ATI RN
RN ATI Capstone Proctored Comprehensive Assessment Form A
1. A healthcare provider is reviewing the laboratory report of a client who is receiving heparin therapy for a deep vein thrombosis. Which of the following lab values indicates a therapeutic response to the therapy?
- A. PT of 12 seconds
- B. aPTT of 70 seconds
- C. Platelets of 150,000/mm3
- D. INR of 1.5
Correct answer: B
Rationale: An aPTT of 70 seconds is within the therapeutic range for a client receiving heparin therapy. The activated partial thromboplastin time (aPTT) is the most sensitive test to monitor heparin therapy. A therapeutic aPTT range for a client receiving heparin is usually 1.5 to 2.5 times the control value. Choices A, C, and D are not indicators of a therapeutic response to heparin therapy. PT measures the extrinsic pathway of coagulation and is not specific to monitoring heparin therapy. Platelet count is important to monitor for heparin-induced thrombocytopenia, but it does not indicate the therapeutic response to heparin therapy. INR is used to monitor warfarin therapy, not heparin therapy.
2. When is removal of the restraints by the nurse appropriate?
- A. When medication that has been administered has taken effect
- B. When no acts of aggression are observed in the hour following the release of two extremity restraints
- C. When the nurse explores with the client the reasons for the angry and aggressive behavior
- D. When the client apologizes and tells the nurse that it will never happen again
Correct answer: B
Rationale: The correct answer is B. The nurse can safely remove restraints once no aggressive behavior is observed after releasing two extremity restraints for an hour. Choice A is incorrect because the removal of restraints should be based on the client's behavior rather than just the effect of medication. Choice C is incorrect as exploring reasons for aggressive behavior should be done before or during the intervention, not as a condition for removing restraints. Choice D is incorrect since an apology from the client does not guarantee a change in behavior or indicate that it is safe to remove the restraints.
3. Which action by the nurse will help reduce the risk of venous thromboembolism (VTE) in a postoperative patient?
- A. Encourage early ambulation and leg exercises.
- B. Apply compression stockings to the patient's legs.
- C. Administer anticoagulants as prescribed.
- D. Elevate the patient's legs to promote circulation.
Correct answer: A
Rationale: The correct answer is to encourage early ambulation and leg exercises. By promoting early ambulation and leg exercises, blood flow is enhanced, reducing the risk of venous thromboembolism (VTE) in postoperative patients. Choice B, applying compression stockings, helps prevent VTE but is not as effective as early ambulation and exercises. Choice C, administering anticoagulants, is important in VTE prevention but does not directly address improving circulation through physical activity. Choice D, elevating the patient's legs, may be beneficial for circulation in specific cases but is not as effective in preventing VTE as early ambulation and leg exercises.

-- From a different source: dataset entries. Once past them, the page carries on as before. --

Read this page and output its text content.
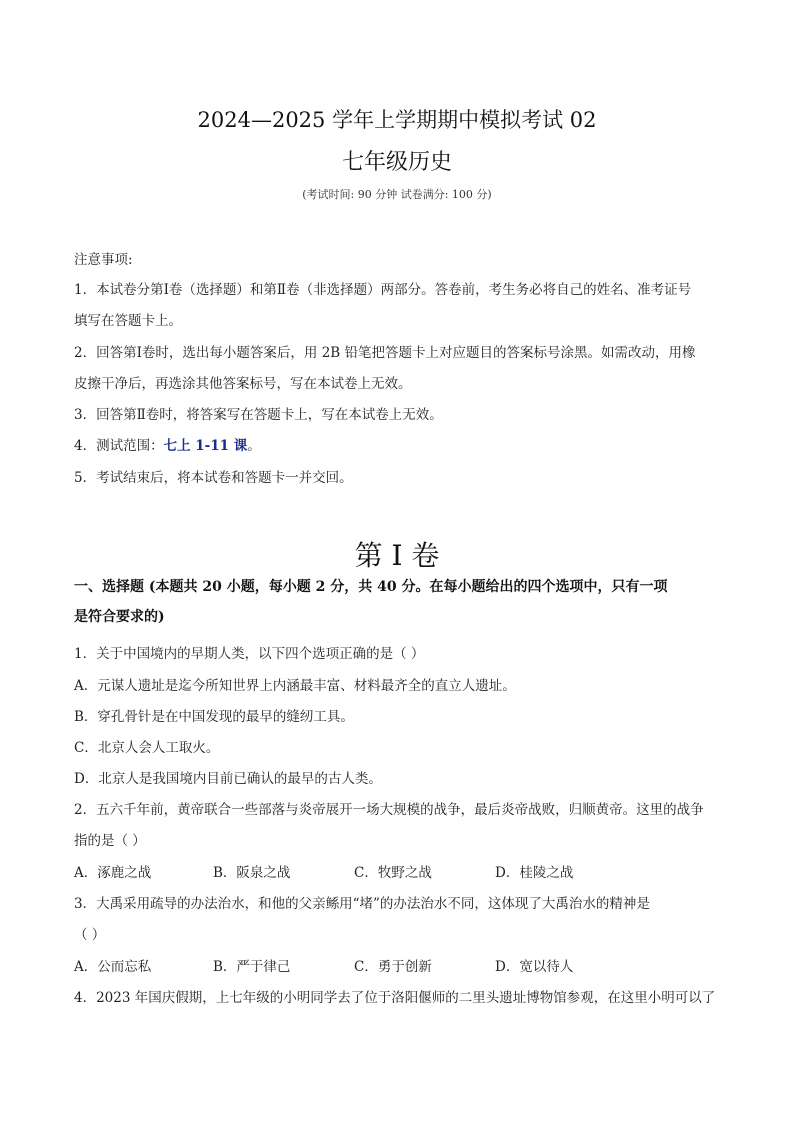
2024—2025 学年上学期期中模拟考试 02
七年级历史
(考试时间: 90 分钟 试卷满分: 100 分)
注意事项:
1．本试卷分第Ⅰ卷（选择题）和第Ⅱ卷（非选择题）两部分。答卷前，考生务必将自己的姓名、准考证号
填写在答题卡上。
2．回答第Ⅰ卷时，选出每小题答案后，用 2B 铅笔把答题卡上对应题目的答案标号涂黑。如需改动，用橡
皮擦干净后，再选涂其他答案标号，写在本试卷上无效。
3．回答第Ⅱ卷时，将答案写在答题卡上，写在本试卷上无效。
4．测试范围：七上 1-11 课。
5．考试结束后，将本试卷和答题卡一并交回。
第 I 卷
一、选择题 (本题共 20 小题，每小题 2 分，共 40 分。在每小题给出的四个选项中，只有一项
是符合要求的)
1．关于中国境内的早期人类，以下四个选项正确的是（ ）
A．元谋人遗址是迄今所知世界上内涵最丰富、材料最齐全的直立人遗址。
B．穿孔骨针是在中国发现的最早的缝纫工具。
C．北京人会人工取火。
D．北京人是我国境内目前已确认的最早的古人类。
2．五六千年前，黄帝联合一些部落与炎帝展开一场大规模的战争，最后炎帝战败，归顺黄帝。这里的战争
指的是（ ）
A．涿鹿之战	B．阪泉之战	C．牧野之战	D．桂陵之战
3．大禹采用疏导的办法治水，和他的父亲鲧用“堵”的办法治水不同，这体现了大禹治水的精神是
（ ）
A．公而忘私	B．严于律己	C．勇于创新	D．宽以待人
4．2023 年国庆假期，上七年级的小明同学去了位于洛阳偃师的二里头遗址博物馆参观，在这里小明可以了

4. Which of the following is the correct method to reduce the risk of infection when handling a urinary catheter?
- A. Clean the catheter tubing with soap and water.

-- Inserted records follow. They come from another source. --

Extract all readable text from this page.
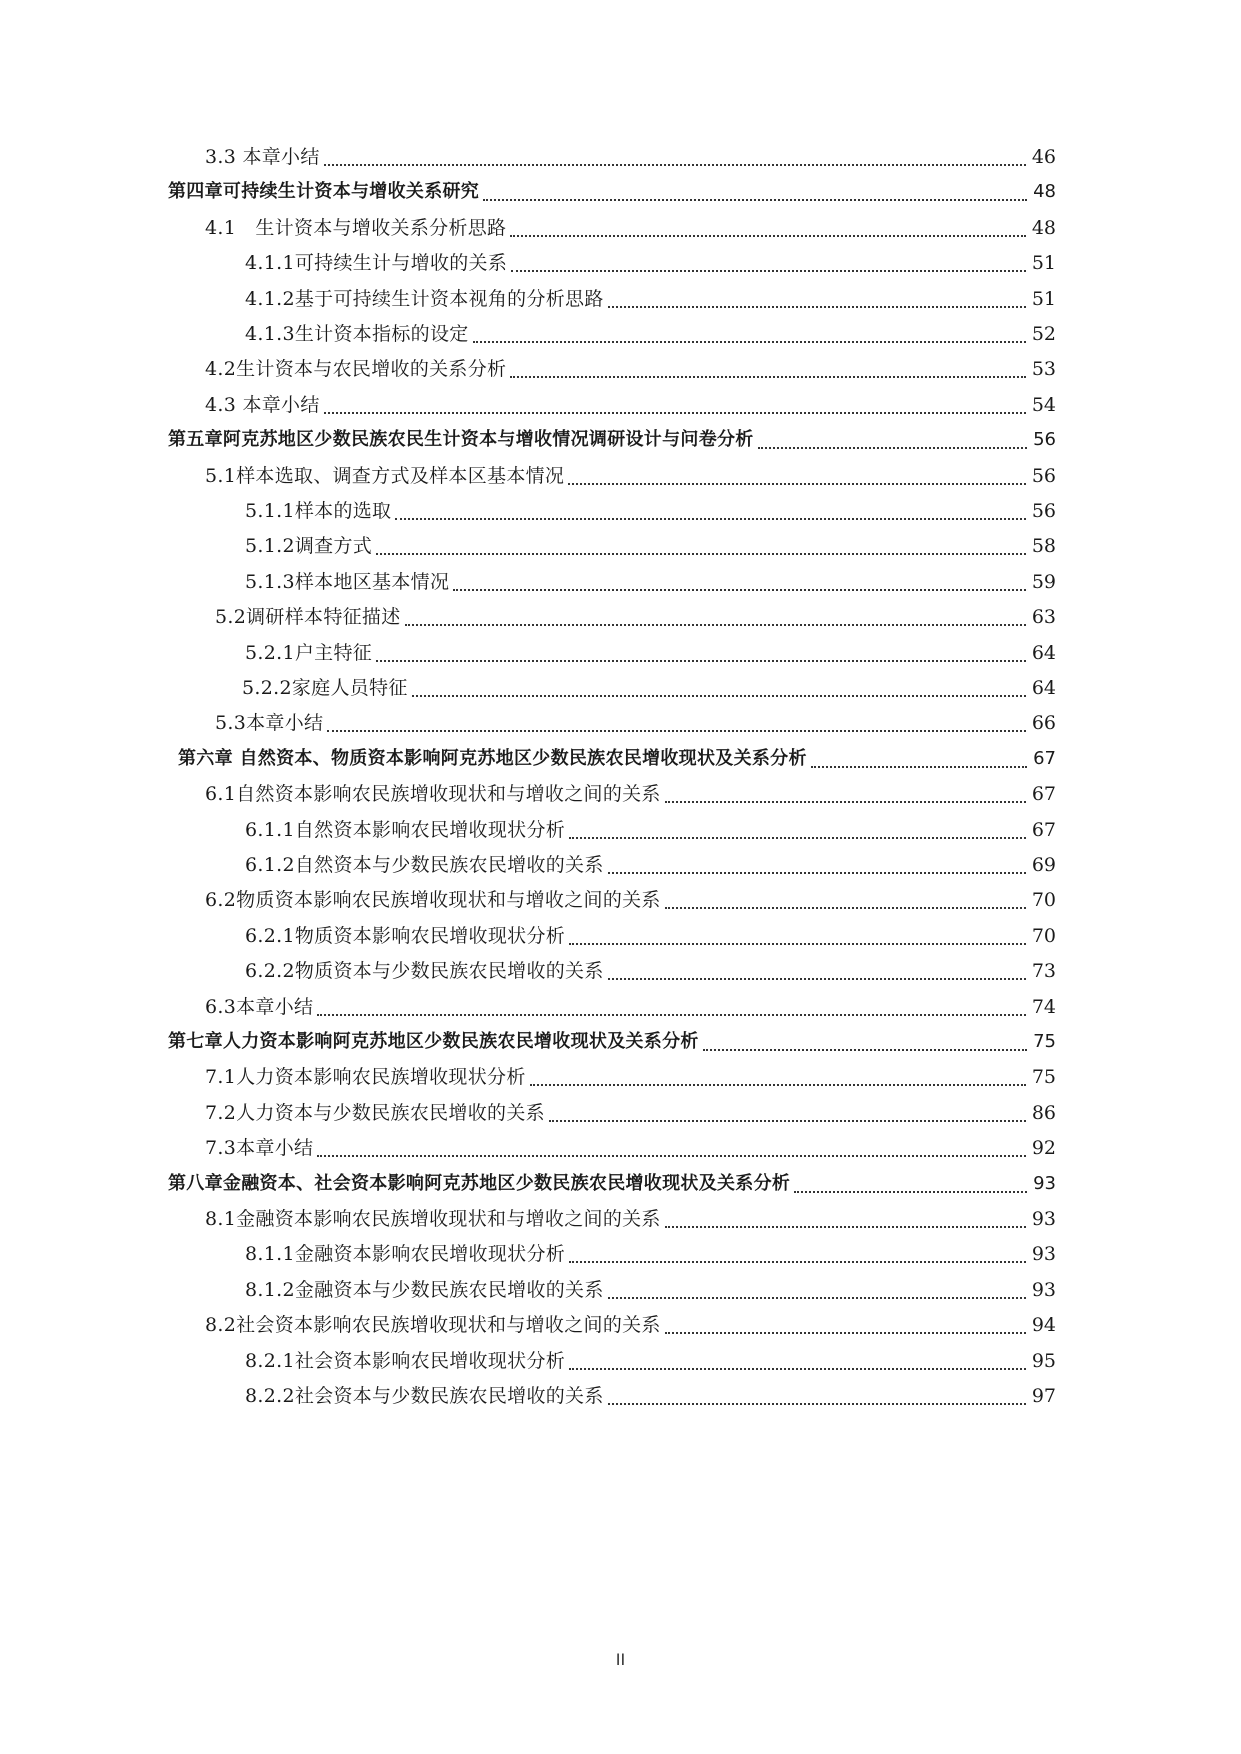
3.3 本章小结	46
第四章可持续生计资本与增收关系研究	48
4.1　生计资本与增收关系分析思路	48
4.1.1可持续生计与增收的关系	51
4.1.2基于可持续生计资本视角的分析思路	51
4.1.3生计资本指标的设定	52
4.2生计资本与农民增收的关系分析	53
4.3 本章小结	54
第五章阿克苏地区少数民族农民生计资本与增收情况调研设计与问卷分析	56
5.1样本选取、调查方式及样本区基本情况	56
5.1.1样本的选取	56
5.1.2调查方式	58
5.1.3样本地区基本情况	59
5.2调研样本特征描述	63
5.2.1户主特征	64
5.2.2家庭人员特征	64
5.3本章小结	66
第六章 自然资本、物质资本影响阿克苏地区少数民族农民增收现状及关系分析	67
6.1自然资本影响农民族增收现状和与增收之间的关系	67
6.1.1自然资本影响农民增收现状分析	67
6.1.2自然资本与少数民族农民增收的关系	69
6.2物质资本影响农民族增收现状和与增收之间的关系	70
6.2.1物质资本影响农民增收现状分析	70
6.2.2物质资本与少数民族农民增收的关系	73
6.3本章小结	74
第七章人力资本影响阿克苏地区少数民族农民增收现状及关系分析	75
7.1人力资本影响农民族增收现状分析	75
7.2人力资本与少数民族农民增收的关系	86
7.3本章小结	92
第八章金融资本、社会资本影响阿克苏地区少数民族农民增收现状及关系分析	93
8.1金融资本影响农民族增收现状和与增收之间的关系	93
8.1.1金融资本影响农民增收现状分析	93
8.1.2金融资本与少数民族农民增收的关系	93
8.2社会资本影响农民族增收现状和与增收之间的关系	94
8.2.1社会资本影响农民增收现状分析	95
8.2.2社会资本与少数民族农民增收的关系	97
II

- B. Maintain sterile technique when inserting the catheter.
- C. Insert the catheter using clean gloves and a clean technique.
- D. Flush the catheter tubing regularly with sterile water.
Correct answer: B
Rationale: The correct method to reduce the risk of infection when handling a urinary catheter is to maintain sterile technique when inserting the catheter. Sterile technique helps prevent introducing pathogens into the urinary system, reducing the risk of infection. Choice A is incorrect because cleaning the catheter tubing with soap and water is not sufficient for preventing infection. Choice C is incorrect as clean gloves and technique are not enough; sterile technique is necessary. Choice D is incorrect as flushing the catheter tubing with sterile water, though important for maintaining catheter patency, does not address the need for sterile technique during insertion to prevent infection.
5. Which of the following is a correct method of safely using a sterile dressing?
- A. Reuse a dressing that appears clean.
- B. Discard a dressing after 24 hours of use.
- C. Change a dressing only if there is visible drainage.
- D. Change a dressing every 4 hours regardless of condition.
Correct answer: B
Rationale: The correct method of safely using a sterile dressing is to discard it after 24 hours of use. This is important to prevent contamination and promote proper wound healing. Choice A is incorrect because reusing a dressing, even if it appears clean, can introduce contaminants. Choice C is incorrect as dressing changes should not be based solely on visible drainage; they should be done within the recommended time frame. Choice D is incorrect because changing a dressing every 4 hours, regardless of its condition, can lead to unnecessary wastage and disturbance to the wound healing process.